The question of whether patients should be permitted to record interactions with their doctors, and when and how it is best to do so, has become a highly contentious issue to navigate in today’s increasingly complex medical terrain. Whether wireless accessibility is available or not, there are undoubtedly patients texting, surfing, posting, and otherwise engaging their smart phones and tablets while waiting in their physician’s offices. It is understandably tempting for patients to utilize the audio, and maybe even visual, recording capabilities to record discussions on diagnoses, recommendations, medication, follow-up instructions, etc.
Like many complex issues in the healthcare industry, there are pros and cons associated with patients recording these discussions and certainly opinions on both sides of the debate. Physicians continue to grapple with how best to convey information and advice to patients, as well as recommendations and instructions about medication or healthy living.
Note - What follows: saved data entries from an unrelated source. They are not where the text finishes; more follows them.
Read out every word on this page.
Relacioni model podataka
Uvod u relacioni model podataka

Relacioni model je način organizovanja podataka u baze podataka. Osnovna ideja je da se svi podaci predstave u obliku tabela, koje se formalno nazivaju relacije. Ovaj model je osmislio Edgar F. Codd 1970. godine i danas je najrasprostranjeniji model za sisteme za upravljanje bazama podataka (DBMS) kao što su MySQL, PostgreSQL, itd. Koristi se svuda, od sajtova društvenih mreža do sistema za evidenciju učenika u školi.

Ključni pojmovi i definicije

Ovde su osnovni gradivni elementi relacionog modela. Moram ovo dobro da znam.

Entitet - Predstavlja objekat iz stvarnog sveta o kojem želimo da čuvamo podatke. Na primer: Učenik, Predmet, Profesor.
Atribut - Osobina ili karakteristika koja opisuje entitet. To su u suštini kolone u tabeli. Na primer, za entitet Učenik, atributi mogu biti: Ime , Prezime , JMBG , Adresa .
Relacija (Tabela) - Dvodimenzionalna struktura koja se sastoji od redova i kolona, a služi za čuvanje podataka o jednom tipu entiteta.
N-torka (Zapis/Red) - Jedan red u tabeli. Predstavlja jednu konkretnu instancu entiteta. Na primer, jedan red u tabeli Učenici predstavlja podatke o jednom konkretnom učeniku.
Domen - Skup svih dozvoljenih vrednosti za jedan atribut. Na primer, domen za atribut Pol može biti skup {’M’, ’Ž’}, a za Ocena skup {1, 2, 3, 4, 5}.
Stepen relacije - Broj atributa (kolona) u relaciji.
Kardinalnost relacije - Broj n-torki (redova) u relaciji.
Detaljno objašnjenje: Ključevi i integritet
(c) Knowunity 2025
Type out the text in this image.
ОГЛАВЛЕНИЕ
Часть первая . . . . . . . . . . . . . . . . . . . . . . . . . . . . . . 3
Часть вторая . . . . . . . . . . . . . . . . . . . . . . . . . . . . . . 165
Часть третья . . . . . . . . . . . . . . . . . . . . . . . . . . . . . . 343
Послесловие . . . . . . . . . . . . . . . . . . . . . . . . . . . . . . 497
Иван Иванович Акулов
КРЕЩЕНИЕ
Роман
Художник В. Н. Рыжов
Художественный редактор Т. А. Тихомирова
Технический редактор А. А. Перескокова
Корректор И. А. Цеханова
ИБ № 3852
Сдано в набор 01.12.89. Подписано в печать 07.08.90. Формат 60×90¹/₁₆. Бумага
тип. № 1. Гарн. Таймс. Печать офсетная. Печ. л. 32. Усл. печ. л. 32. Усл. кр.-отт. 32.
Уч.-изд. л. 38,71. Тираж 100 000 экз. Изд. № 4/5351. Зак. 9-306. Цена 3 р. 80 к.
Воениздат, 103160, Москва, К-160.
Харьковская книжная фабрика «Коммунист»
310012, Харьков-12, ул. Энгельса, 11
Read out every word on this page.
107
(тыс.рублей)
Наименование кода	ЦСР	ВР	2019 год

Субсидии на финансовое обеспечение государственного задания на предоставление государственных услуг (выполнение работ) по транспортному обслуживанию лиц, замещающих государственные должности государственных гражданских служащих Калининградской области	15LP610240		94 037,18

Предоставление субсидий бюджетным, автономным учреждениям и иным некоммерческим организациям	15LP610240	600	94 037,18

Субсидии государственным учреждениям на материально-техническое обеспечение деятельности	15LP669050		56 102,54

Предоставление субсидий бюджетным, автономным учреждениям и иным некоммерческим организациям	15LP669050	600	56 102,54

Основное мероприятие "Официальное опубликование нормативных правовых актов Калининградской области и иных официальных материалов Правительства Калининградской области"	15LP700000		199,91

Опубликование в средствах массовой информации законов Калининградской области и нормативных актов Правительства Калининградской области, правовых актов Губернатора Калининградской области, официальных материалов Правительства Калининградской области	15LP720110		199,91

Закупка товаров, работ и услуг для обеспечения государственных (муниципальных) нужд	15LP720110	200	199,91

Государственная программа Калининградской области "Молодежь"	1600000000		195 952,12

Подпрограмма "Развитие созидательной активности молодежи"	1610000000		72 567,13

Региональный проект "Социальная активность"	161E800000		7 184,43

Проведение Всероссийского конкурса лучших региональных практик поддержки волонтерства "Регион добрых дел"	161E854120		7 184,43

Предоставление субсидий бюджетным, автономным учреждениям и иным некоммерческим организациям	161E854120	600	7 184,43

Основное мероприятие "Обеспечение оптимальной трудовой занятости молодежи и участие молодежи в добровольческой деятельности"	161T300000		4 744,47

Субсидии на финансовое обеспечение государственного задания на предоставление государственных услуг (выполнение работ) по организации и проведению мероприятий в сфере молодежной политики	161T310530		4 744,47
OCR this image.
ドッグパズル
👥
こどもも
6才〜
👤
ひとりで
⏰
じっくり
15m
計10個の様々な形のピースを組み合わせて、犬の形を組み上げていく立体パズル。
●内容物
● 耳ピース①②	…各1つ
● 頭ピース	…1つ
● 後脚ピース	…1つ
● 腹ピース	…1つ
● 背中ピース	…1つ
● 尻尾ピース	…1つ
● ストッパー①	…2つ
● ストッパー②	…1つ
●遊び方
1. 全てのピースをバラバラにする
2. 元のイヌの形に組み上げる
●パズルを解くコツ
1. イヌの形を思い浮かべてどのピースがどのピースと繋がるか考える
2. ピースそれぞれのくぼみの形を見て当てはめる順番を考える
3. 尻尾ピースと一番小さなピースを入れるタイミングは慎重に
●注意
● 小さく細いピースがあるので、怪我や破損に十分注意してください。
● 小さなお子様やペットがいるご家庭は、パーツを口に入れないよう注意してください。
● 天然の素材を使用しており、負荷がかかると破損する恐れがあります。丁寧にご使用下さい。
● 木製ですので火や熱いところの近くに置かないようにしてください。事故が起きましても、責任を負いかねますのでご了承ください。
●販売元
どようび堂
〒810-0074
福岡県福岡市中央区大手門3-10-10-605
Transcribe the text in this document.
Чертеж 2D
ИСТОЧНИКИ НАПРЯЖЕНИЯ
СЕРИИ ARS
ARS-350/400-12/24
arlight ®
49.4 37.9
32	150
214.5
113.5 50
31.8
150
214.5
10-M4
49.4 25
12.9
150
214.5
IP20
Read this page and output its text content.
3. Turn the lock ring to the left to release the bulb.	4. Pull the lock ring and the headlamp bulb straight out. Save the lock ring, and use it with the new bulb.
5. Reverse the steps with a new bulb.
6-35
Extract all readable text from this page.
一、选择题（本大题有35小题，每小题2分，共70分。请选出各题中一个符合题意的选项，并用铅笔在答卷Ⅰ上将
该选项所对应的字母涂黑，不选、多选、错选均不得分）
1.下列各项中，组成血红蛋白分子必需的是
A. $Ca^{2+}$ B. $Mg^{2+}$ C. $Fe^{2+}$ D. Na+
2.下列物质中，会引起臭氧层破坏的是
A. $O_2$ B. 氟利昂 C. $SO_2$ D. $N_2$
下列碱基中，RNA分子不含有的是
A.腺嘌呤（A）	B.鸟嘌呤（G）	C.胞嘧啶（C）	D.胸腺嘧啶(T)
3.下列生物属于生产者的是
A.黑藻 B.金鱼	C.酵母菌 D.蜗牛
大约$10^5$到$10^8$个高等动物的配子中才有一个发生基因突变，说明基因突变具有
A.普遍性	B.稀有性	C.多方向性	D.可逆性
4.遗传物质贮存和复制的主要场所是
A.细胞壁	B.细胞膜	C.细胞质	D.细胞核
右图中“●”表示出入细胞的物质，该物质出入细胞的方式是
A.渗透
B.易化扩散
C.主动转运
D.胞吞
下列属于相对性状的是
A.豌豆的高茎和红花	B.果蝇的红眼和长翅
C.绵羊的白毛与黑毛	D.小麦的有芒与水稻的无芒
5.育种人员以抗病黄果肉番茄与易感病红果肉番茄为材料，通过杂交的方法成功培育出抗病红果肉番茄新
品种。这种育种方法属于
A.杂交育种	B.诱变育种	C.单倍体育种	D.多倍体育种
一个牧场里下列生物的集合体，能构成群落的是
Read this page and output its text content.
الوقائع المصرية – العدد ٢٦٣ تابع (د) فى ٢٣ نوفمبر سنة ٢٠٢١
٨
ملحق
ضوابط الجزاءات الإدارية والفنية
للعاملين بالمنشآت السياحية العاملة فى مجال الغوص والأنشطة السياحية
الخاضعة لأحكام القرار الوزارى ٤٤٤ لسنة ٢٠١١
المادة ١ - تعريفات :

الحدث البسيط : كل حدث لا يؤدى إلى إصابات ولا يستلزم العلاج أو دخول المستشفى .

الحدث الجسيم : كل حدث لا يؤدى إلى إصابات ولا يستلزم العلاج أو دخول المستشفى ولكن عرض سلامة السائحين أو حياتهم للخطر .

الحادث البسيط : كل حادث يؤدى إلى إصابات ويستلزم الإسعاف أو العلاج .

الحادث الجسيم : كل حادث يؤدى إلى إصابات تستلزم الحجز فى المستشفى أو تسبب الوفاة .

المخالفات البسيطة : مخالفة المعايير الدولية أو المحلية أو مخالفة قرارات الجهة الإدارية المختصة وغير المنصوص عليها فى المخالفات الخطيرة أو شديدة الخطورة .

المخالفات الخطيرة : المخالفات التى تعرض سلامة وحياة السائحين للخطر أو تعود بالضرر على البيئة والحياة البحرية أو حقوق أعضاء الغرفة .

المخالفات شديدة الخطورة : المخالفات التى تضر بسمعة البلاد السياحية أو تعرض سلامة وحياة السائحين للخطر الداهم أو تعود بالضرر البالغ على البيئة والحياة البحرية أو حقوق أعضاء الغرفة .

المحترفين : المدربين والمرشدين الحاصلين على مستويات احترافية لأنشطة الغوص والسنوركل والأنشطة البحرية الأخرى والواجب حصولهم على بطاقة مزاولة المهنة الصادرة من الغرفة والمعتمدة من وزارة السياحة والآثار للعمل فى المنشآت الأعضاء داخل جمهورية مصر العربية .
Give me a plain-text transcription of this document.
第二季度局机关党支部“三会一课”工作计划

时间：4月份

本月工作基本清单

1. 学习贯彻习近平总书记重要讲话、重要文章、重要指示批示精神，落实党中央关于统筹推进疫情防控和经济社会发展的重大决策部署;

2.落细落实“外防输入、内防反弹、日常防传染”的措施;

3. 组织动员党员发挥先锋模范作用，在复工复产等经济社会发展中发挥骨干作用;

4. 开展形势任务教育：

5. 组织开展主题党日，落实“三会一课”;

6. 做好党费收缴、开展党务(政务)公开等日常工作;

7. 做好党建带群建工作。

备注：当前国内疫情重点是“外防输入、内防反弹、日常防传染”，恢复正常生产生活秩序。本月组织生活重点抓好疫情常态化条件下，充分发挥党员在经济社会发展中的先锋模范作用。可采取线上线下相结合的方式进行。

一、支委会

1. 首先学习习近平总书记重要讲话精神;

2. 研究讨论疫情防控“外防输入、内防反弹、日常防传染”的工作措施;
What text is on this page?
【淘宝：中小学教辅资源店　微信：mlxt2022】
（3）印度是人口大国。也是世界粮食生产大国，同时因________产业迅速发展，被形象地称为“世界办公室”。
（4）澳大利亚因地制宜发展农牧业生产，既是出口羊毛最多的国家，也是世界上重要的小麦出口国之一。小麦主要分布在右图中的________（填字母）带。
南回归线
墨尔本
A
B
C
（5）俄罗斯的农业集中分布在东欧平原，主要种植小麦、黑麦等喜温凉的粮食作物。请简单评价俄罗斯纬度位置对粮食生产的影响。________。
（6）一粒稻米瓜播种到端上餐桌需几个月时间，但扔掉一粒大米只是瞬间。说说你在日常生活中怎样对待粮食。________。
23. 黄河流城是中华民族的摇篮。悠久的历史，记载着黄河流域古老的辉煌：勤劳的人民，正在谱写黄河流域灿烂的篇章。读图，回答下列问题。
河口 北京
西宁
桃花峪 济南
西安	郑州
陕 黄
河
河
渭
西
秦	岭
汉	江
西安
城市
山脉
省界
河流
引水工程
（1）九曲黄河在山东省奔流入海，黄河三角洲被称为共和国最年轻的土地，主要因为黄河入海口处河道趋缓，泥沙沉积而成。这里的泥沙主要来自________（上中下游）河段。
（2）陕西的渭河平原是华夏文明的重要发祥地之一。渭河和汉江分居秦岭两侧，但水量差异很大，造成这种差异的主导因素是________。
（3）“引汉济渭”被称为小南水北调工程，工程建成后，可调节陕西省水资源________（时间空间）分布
Experts suggest most patients fail to recall a majority of the information discussed with their doctor within minutes of leaving the office. The problems associated with understanding and recalling doctor-patient conversations are nothing new: elderly patients may have trouble remembering; communications may be strained by visual or hearing impairment, literacy, or language barriers; loved ones often struggle to get information on their family members’ care; and even otherwise attentive patients may lose focus after receiving upsetting medical news. This has become increasingly challenging, though, in an era of ever-shortening face-to-face patient time and rushed visits. Equally challenging is the tendency of some patients to take such tedious notes that they can’t even recollect the valuable information which was delivered. Certainly take-home materials can be helpful, but could a recording improve communication and retention?
Some hospitals and doctor’s offices have initiated programs that provide patients with recorded messages upon discharge or the end of a visit. One such program has reportedly shown evidence of improvement in patient satisfaction, and even a decrease in patient readmission rates. For patients whose healthcare providers are not yet offering any such program, there is at least one cell phone application available today, called Your Doctor’s Advice, aimed at addressing this concern. The app allows patients to record their doctor’s instructions and may reduce the urge to do so surreptitiously. The recording is sent to their home computer to be recalled at a later time, and can even be shared with concerned family members.
There are legal and ethical implications relevant to this debate as well. Federal law only requires one party to a recording to be aware it is taking place. Some states broaden that protection by requiring the consent of every party involved in a recorded interaction. Illinois passed such a law but it was later struck down by the Illinois Supreme Court, and the issue seems to be constantly evolving in the state. Many states have retained “one party” consent, which could potentially allow for secret recording without a doctor’s knowledge. Many physicians view recordings as a prelude to a lawsuit or breakdown in trust. In 2011, in Smith v. Cleveland Clinic Foundation, state courts in Ohio considered the issue in the context of family members who recorded the apology and apparent admission of guilt of a hospital administrator who had met with them to discuss the dramatic decline in health of their father following surgery. The case went all the way to the Ohio Supreme Court, which concluded that the hospital’s claim that the conversation was protected by the Peer Review privilege was without merit. Although not directly in the context of a patient-doctor discussion, the decision implicitly, if not explicitly, condoned the surreptitious recording of such conversations.
Another concern is that recording could undermine the privacy of the visit, as a patient may be less open if they know their family members will hear the recording later, or if they fear the recorded content is at risk of being shared without their knowledge. Many doctors, though, say they would permit or even encourage the recording of medical advice by their patients, and research has shown that doctors who consent actually improve trust and strengthen their physician-patient relationships. It takes confidence to grant permission because the doctor’s advice could be subject to extra scrutiny, or their professional reputation damaged by their examination skills being posted on a public forum without the ability to correct or clarify.
Although there appear to be no bright-line rules governing the recording of patient interactions, it is advisable that office policies and procedures be in place to deal with use of this emerging technology, in order to minimize potential liability issues and positively augment physician-patient relationships. Some hospitals and doctor’s offices have put in place policies that prohibit the use of recording devices in examination rooms. Other offices have established policies that permit recordings, but implemented protocol prohibiting the use of such recordings in any legal proceedings. Physicians choosing to take one of these routes should ensure any policy they adopt is posted visibly and predominately in the waiting room and examination rooms of their offices. Regardless of any office policy, physicians’ safest approach would be to operate as if all their interactions with patients are being recorded.